Traditional cloud giants watch closely. Amazon, Microsoft and Google dominate enterprise AI infrastructure. Yet none match the single-minded speed of xAI’s build-out. CoreWeave and Lambda offer specialized GPU clouds but lack xAI’s vertical integration with rockets and satellites.
Revenue potential looks clear. Renting excess GPUs during training lulls turns fixed costs into recurring income. Early deals with Cursor and now Anthropic test the model. Success could accelerate expansion. Failure would expose the financial weight of building at this scale.
Environmental and regulatory questions linger. Memphis residents protested gas turbines. Power grids strain under AI demand nationwide. Orbital data centers, if realized, promise relief yet introduce new risks: radiation, orbital debris, signal latency. Engineers must still solve cooling, maintenance and data transmission from space.

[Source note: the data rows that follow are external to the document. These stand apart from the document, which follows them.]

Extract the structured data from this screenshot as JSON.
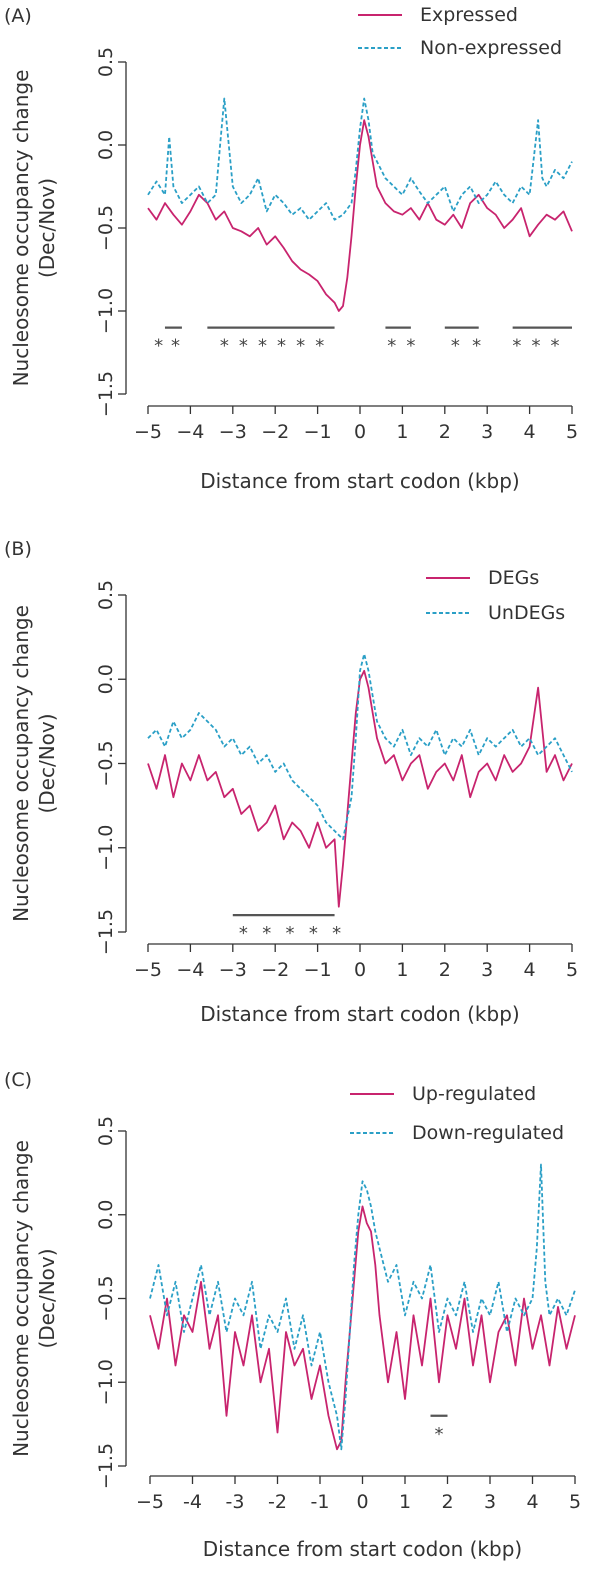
{
  "colors": {
    "pink": "#c8246e",
    "blue": "#2a9fc6",
    "ink": "#333333",
    "sig": "#555555"
  },
  "chart_data": [
    {
      "type": "line",
      "panel_label": "(A)",
      "ylabel_line1": "Nucleosome occupancy change",
      "ylabel_line2": "(Dec/Nov)",
      "xlabel": "Distance from start codon (kbp)",
      "xlim": [
        -5,
        5
      ],
      "ylim": [
        -1.5,
        0.5
      ],
      "xticks": [
        -5,
        -4,
        -3,
        -2,
        -1,
        0,
        1,
        2,
        3,
        4,
        5
      ],
      "xtick_labels": [
        "−5",
        "−4",
        "−3",
        "−2",
        "−1",
        "0",
        "1",
        "2",
        "3",
        "4",
        "5"
      ],
      "yticks": [
        -1.5,
        -1.0,
        -0.5,
        0.0,
        0.5
      ],
      "ytick_labels": [
        "−1.5",
        "−1.0",
        "−0.5",
        "0.0",
        "0.5"
      ],
      "series": [
        {
          "name": "Expressed",
          "style": "solid",
          "color": "#c8246e",
          "x": [
            -5,
            -4.8,
            -4.6,
            -4.4,
            -4.2,
            -4,
            -3.8,
            -3.6,
            -3.4,
            -3.2,
            -3,
            -2.8,
            -2.6,
            -2.4,
            -2.2,
            -2,
            -1.8,
            -1.6,
            -1.4,
            -1.2,
            -1,
            -0.8,
            -0.6,
            -0.5,
            -0.4,
            -0.3,
            -0.2,
            -0.1,
            0,
            0.1,
            0.2,
            0.3,
            0.4,
            0.6,
            0.8,
            1,
            1.2,
            1.4,
            1.6,
            1.8,
            2,
            2.2,
            2.4,
            2.6,
            2.8,
            3,
            3.2,
            3.4,
            3.6,
            3.8,
            4,
            4.2,
            4.4,
            4.6,
            4.8,
            5
          ],
          "y": [
            -0.38,
            -0.45,
            -0.35,
            -0.42,
            -0.48,
            -0.4,
            -0.3,
            -0.35,
            -0.45,
            -0.4,
            -0.5,
            -0.52,
            -0.55,
            -0.5,
            -0.6,
            -0.55,
            -0.62,
            -0.7,
            -0.75,
            -0.78,
            -0.82,
            -0.9,
            -0.95,
            -1.0,
            -0.97,
            -0.8,
            -0.55,
            -0.25,
            0.0,
            0.15,
            0.05,
            -0.1,
            -0.25,
            -0.35,
            -0.4,
            -0.42,
            -0.38,
            -0.45,
            -0.35,
            -0.45,
            -0.48,
            -0.42,
            -0.5,
            -0.35,
            -0.3,
            -0.38,
            -0.42,
            -0.5,
            -0.45,
            -0.38,
            -0.55,
            -0.48,
            -0.42,
            -0.45,
            -0.4,
            -0.52
          ]
        },
        {
          "name": "Non-expressed",
          "style": "dashed",
          "color": "#2a9fc6",
          "x": [
            -5,
            -4.8,
            -4.6,
            -4.5,
            -4.4,
            -4.2,
            -4,
            -3.8,
            -3.6,
            -3.4,
            -3.3,
            -3.2,
            -3,
            -2.8,
            -2.6,
            -2.4,
            -2.2,
            -2,
            -1.8,
            -1.6,
            -1.4,
            -1.2,
            -1,
            -0.8,
            -0.6,
            -0.4,
            -0.2,
            -0.1,
            0,
            0.1,
            0.2,
            0.3,
            0.4,
            0.6,
            0.8,
            1,
            1.2,
            1.4,
            1.6,
            1.8,
            2,
            2.2,
            2.4,
            2.6,
            2.8,
            3,
            3.2,
            3.4,
            3.6,
            3.8,
            4,
            4.2,
            4.3,
            4.4,
            4.6,
            4.8,
            5
          ],
          "y": [
            -0.3,
            -0.22,
            -0.3,
            0.05,
            -0.25,
            -0.35,
            -0.3,
            -0.25,
            -0.35,
            -0.3,
            0.0,
            0.28,
            -0.25,
            -0.35,
            -0.3,
            -0.2,
            -0.4,
            -0.3,
            -0.35,
            -0.42,
            -0.38,
            -0.45,
            -0.4,
            -0.35,
            -0.45,
            -0.42,
            -0.35,
            -0.15,
            0.1,
            0.28,
            0.15,
            -0.05,
            -0.1,
            -0.2,
            -0.25,
            -0.3,
            -0.2,
            -0.28,
            -0.35,
            -0.3,
            -0.25,
            -0.4,
            -0.3,
            -0.25,
            -0.35,
            -0.3,
            -0.22,
            -0.3,
            -0.35,
            -0.25,
            -0.3,
            0.15,
            -0.2,
            -0.25,
            -0.15,
            -0.2,
            -0.1
          ]
        }
      ],
      "legend_position": "top-right",
      "significance": {
        "marker": "*",
        "y": -1.1,
        "segments": [
          [
            -4.6,
            -4.2
          ],
          [
            -3.6,
            -0.6
          ],
          [
            0.6,
            1.2
          ],
          [
            2.0,
            2.8
          ],
          [
            3.6,
            5.0
          ]
        ],
        "stars_x": [
          -4.75,
          -4.35,
          -3.2,
          -2.75,
          -2.3,
          -1.85,
          -1.4,
          -0.95,
          0.75,
          1.2,
          2.25,
          2.75,
          3.7,
          4.15,
          4.6
        ]
      }
    },
    {
      "type": "line",
      "panel_label": "(B)",
      "ylabel_line1": "Nucleosome occupancy change",
      "ylabel_line2": "(Dec/Nov)",
      "xlabel": "Distance from start codon (kbp)",
      "xlim": [
        -5,
        5
      ],
      "ylim": [
        -1.5,
        0.5
      ],
      "xticks": [
        -5,
        -4,
        -3,
        -2,
        -1,
        0,
        1,
        2,
        3,
        4,
        5
      ],
      "xtick_labels": [
        "−5",
        "−4",
        "−3",
        "−2",
        "−1",
        "0",
        "1",
        "2",
        "3",
        "4",
        "5"
      ],
      "yticks": [
        -1.5,
        -1.0,
        -0.5,
        0.0,
        0.5
      ],
      "ytick_labels": [
        "−1.5",
        "−1.0",
        "−0.5",
        "0.0",
        "0.5"
      ],
      "series": [
        {
          "name": "DEGs",
          "style": "solid",
          "color": "#c8246e",
          "x": [
            -5,
            -4.8,
            -4.6,
            -4.4,
            -4.2,
            -4,
            -3.8,
            -3.6,
            -3.4,
            -3.2,
            -3,
            -2.8,
            -2.6,
            -2.4,
            -2.2,
            -2,
            -1.8,
            -1.6,
            -1.4,
            -1.2,
            -1,
            -0.8,
            -0.6,
            -0.5,
            -0.4,
            -0.3,
            -0.2,
            -0.1,
            0,
            0.1,
            0.2,
            0.3,
            0.4,
            0.6,
            0.8,
            1,
            1.2,
            1.4,
            1.6,
            1.8,
            2,
            2.2,
            2.4,
            2.6,
            2.8,
            3,
            3.2,
            3.4,
            3.6,
            3.8,
            4,
            4.2,
            4.4,
            4.6,
            4.8,
            5
          ],
          "y": [
            -0.5,
            -0.65,
            -0.45,
            -0.7,
            -0.5,
            -0.6,
            -0.45,
            -0.6,
            -0.55,
            -0.7,
            -0.65,
            -0.8,
            -0.75,
            -0.9,
            -0.85,
            -0.75,
            -0.95,
            -0.85,
            -0.9,
            -1.0,
            -0.85,
            -1.0,
            -0.95,
            -1.35,
            -1.1,
            -0.8,
            -0.5,
            -0.2,
            0.0,
            0.05,
            -0.05,
            -0.2,
            -0.35,
            -0.5,
            -0.45,
            -0.6,
            -0.5,
            -0.45,
            -0.65,
            -0.55,
            -0.5,
            -0.6,
            -0.45,
            -0.7,
            -0.55,
            -0.5,
            -0.6,
            -0.45,
            -0.55,
            -0.5,
            -0.4,
            -0.05,
            -0.55,
            -0.45,
            -0.6,
            -0.5
          ]
        },
        {
          "name": "UnDEGs",
          "style": "dashed",
          "color": "#2a9fc6",
          "x": [
            -5,
            -4.8,
            -4.6,
            -4.4,
            -4.2,
            -4,
            -3.8,
            -3.6,
            -3.4,
            -3.2,
            -3,
            -2.8,
            -2.6,
            -2.4,
            -2.2,
            -2,
            -1.8,
            -1.6,
            -1.4,
            -1.2,
            -1,
            -0.8,
            -0.6,
            -0.4,
            -0.2,
            -0.1,
            0,
            0.1,
            0.2,
            0.3,
            0.4,
            0.6,
            0.8,
            1,
            1.2,
            1.4,
            1.6,
            1.8,
            2,
            2.2,
            2.4,
            2.6,
            2.8,
            3,
            3.2,
            3.4,
            3.6,
            3.8,
            4,
            4.2,
            4.4,
            4.6,
            4.8,
            5
          ],
          "y": [
            -0.35,
            -0.3,
            -0.4,
            -0.25,
            -0.35,
            -0.3,
            -0.2,
            -0.25,
            -0.3,
            -0.4,
            -0.35,
            -0.45,
            -0.4,
            -0.5,
            -0.45,
            -0.55,
            -0.5,
            -0.6,
            -0.65,
            -0.7,
            -0.75,
            -0.85,
            -0.9,
            -0.95,
            -0.7,
            -0.35,
            0.05,
            0.15,
            0.05,
            -0.1,
            -0.25,
            -0.35,
            -0.4,
            -0.3,
            -0.45,
            -0.35,
            -0.4,
            -0.3,
            -0.45,
            -0.35,
            -0.4,
            -0.3,
            -0.45,
            -0.35,
            -0.4,
            -0.35,
            -0.3,
            -0.4,
            -0.35,
            -0.45,
            -0.4,
            -0.35,
            -0.45,
            -0.55
          ]
        }
      ],
      "legend_position": "top-right",
      "significance": {
        "marker": "*",
        "y": -1.4,
        "segments": [
          [
            -3.0,
            -0.6
          ]
        ],
        "stars_x": [
          -2.75,
          -2.2,
          -1.65,
          -1.1,
          -0.55
        ]
      }
    },
    {
      "type": "line",
      "panel_label": "(C)",
      "ylabel_line1": "Nucleosome occupancy change",
      "ylabel_line2": "(Dec/Nov)",
      "xlabel": "Distance from start codon (kbp)",
      "xlim": [
        -5,
        5
      ],
      "ylim": [
        -1.5,
        0.5
      ],
      "xticks": [
        -5,
        -4,
        -3,
        -2,
        -1,
        0,
        1,
        2,
        3,
        4,
        5
      ],
      "xtick_labels": [
        "−5",
        "-4",
        "-3",
        "-2",
        "-1",
        "0",
        "1",
        "2",
        "3",
        "4",
        "5"
      ],
      "yticks": [
        -1.5,
        -1.0,
        -0.5,
        0.0,
        0.5
      ],
      "ytick_labels": [
        "−1.5",
        "−1.0",
        "−0.5",
        "0.0",
        "0.5"
      ],
      "series": [
        {
          "name": "Up-regulated",
          "style": "solid",
          "color": "#c8246e",
          "x": [
            -5,
            -4.8,
            -4.6,
            -4.4,
            -4.2,
            -4,
            -3.8,
            -3.6,
            -3.4,
            -3.2,
            -3,
            -2.8,
            -2.6,
            -2.4,
            -2.2,
            -2,
            -1.8,
            -1.6,
            -1.4,
            -1.2,
            -1,
            -0.8,
            -0.6,
            -0.5,
            -0.4,
            -0.3,
            -0.2,
            -0.1,
            0,
            0.1,
            0.2,
            0.3,
            0.4,
            0.6,
            0.8,
            1,
            1.2,
            1.4,
            1.6,
            1.8,
            2,
            2.2,
            2.4,
            2.6,
            2.8,
            3,
            3.2,
            3.4,
            3.6,
            3.8,
            4,
            4.2,
            4.4,
            4.6,
            4.8,
            5
          ],
          "y": [
            -0.6,
            -0.8,
            -0.5,
            -0.9,
            -0.6,
            -0.7,
            -0.4,
            -0.8,
            -0.6,
            -1.2,
            -0.7,
            -0.9,
            -0.6,
            -1.0,
            -0.8,
            -1.3,
            -0.7,
            -0.9,
            -0.8,
            -1.1,
            -0.9,
            -1.2,
            -1.4,
            -1.35,
            -1.0,
            -0.7,
            -0.4,
            -0.1,
            0.05,
            -0.05,
            -0.1,
            -0.3,
            -0.6,
            -1.0,
            -0.7,
            -1.1,
            -0.6,
            -0.9,
            -0.5,
            -1.0,
            -0.6,
            -0.8,
            -0.5,
            -0.9,
            -0.6,
            -1.0,
            -0.7,
            -0.6,
            -0.9,
            -0.5,
            -0.8,
            -0.6,
            -0.9,
            -0.55,
            -0.8,
            -0.6
          ]
        },
        {
          "name": "Down-regulated",
          "style": "dashed",
          "color": "#2a9fc6",
          "x": [
            -5,
            -4.8,
            -4.6,
            -4.4,
            -4.2,
            -4,
            -3.8,
            -3.6,
            -3.4,
            -3.2,
            -3,
            -2.8,
            -2.6,
            -2.4,
            -2.2,
            -2,
            -1.8,
            -1.6,
            -1.4,
            -1.2,
            -1,
            -0.8,
            -0.6,
            -0.5,
            -0.4,
            -0.3,
            -0.2,
            -0.1,
            0,
            0.1,
            0.2,
            0.3,
            0.4,
            0.6,
            0.8,
            1,
            1.2,
            1.4,
            1.6,
            1.8,
            2,
            2.2,
            2.4,
            2.6,
            2.8,
            3,
            3.2,
            3.4,
            3.6,
            3.8,
            4,
            4.1,
            4.2,
            4.3,
            4.4,
            4.6,
            4.8,
            5
          ],
          "y": [
            -0.5,
            -0.3,
            -0.6,
            -0.4,
            -0.7,
            -0.5,
            -0.3,
            -0.6,
            -0.4,
            -0.7,
            -0.5,
            -0.6,
            -0.4,
            -0.8,
            -0.6,
            -0.7,
            -0.5,
            -0.8,
            -0.6,
            -0.9,
            -0.7,
            -1.0,
            -1.2,
            -1.4,
            -1.1,
            -0.7,
            -0.3,
            0.0,
            0.2,
            0.15,
            0.05,
            -0.1,
            -0.2,
            -0.4,
            -0.3,
            -0.6,
            -0.4,
            -0.5,
            -0.3,
            -0.7,
            -0.5,
            -0.6,
            -0.4,
            -0.7,
            -0.5,
            -0.6,
            -0.4,
            -0.7,
            -0.5,
            -0.6,
            -0.5,
            -0.2,
            0.3,
            -0.4,
            -0.6,
            -0.5,
            -0.6,
            -0.45
          ]
        }
      ],
      "legend_position": "top-right",
      "significance": {
        "marker": "*",
        "y": -1.2,
        "segments": [
          [
            1.6,
            2.0
          ]
        ],
        "stars_x": [
          1.8
        ]
      }
    }
  ]
}
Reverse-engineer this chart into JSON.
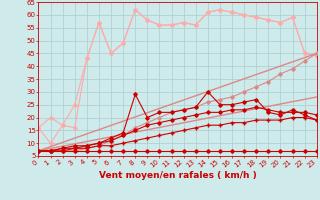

None of that slows Musk. He merges companies, buys buildings and inks deals with former rivals. The pattern repeats across his portfolio. Tesla supplies batteries to competitors. SpaceX launches satellites for governments that also compete with Starlink. Now xAI rents compute to the very labs racing to surpass Grok.
Industry watchers note the asymmetry. Most AI startups beg for GPUs. xAI builds its own clusters faster than peers can lease them. Jensen Huang once praised the feat. “Never been done before – xAI did in 19 days what everyone else needs one year to accomplish,” the Nvidia chief said. “That is superhuman.”
Whether superhuman speed translates into sustainable cloud profits remains unproven. But the infrastructure exists today. The contracts are signed. And the next chapter, quite literally, may unfold above the clouds.
Recent coverage from CNBC and Forbes underscores how quickly the story evolves. Both outlets reported the Anthropic pact hours after announcement, highlighting the 300-plus megawatts and orbital interest. Axios quoted Anthropic’s head of product calling it a direct expansion of capacity.
The Information first framed xAI’s cloud pivot in its briefing. Later reporting from the same publication tracked the Memphis build and third-site purchase. Those accounts provide essential context on costs and power hurdles.
xAI still frames its mission as understanding the universe. Yet its machines now train models at rival firms. The compute arms race has a new supplier. And its founder shows no sign of slowing down.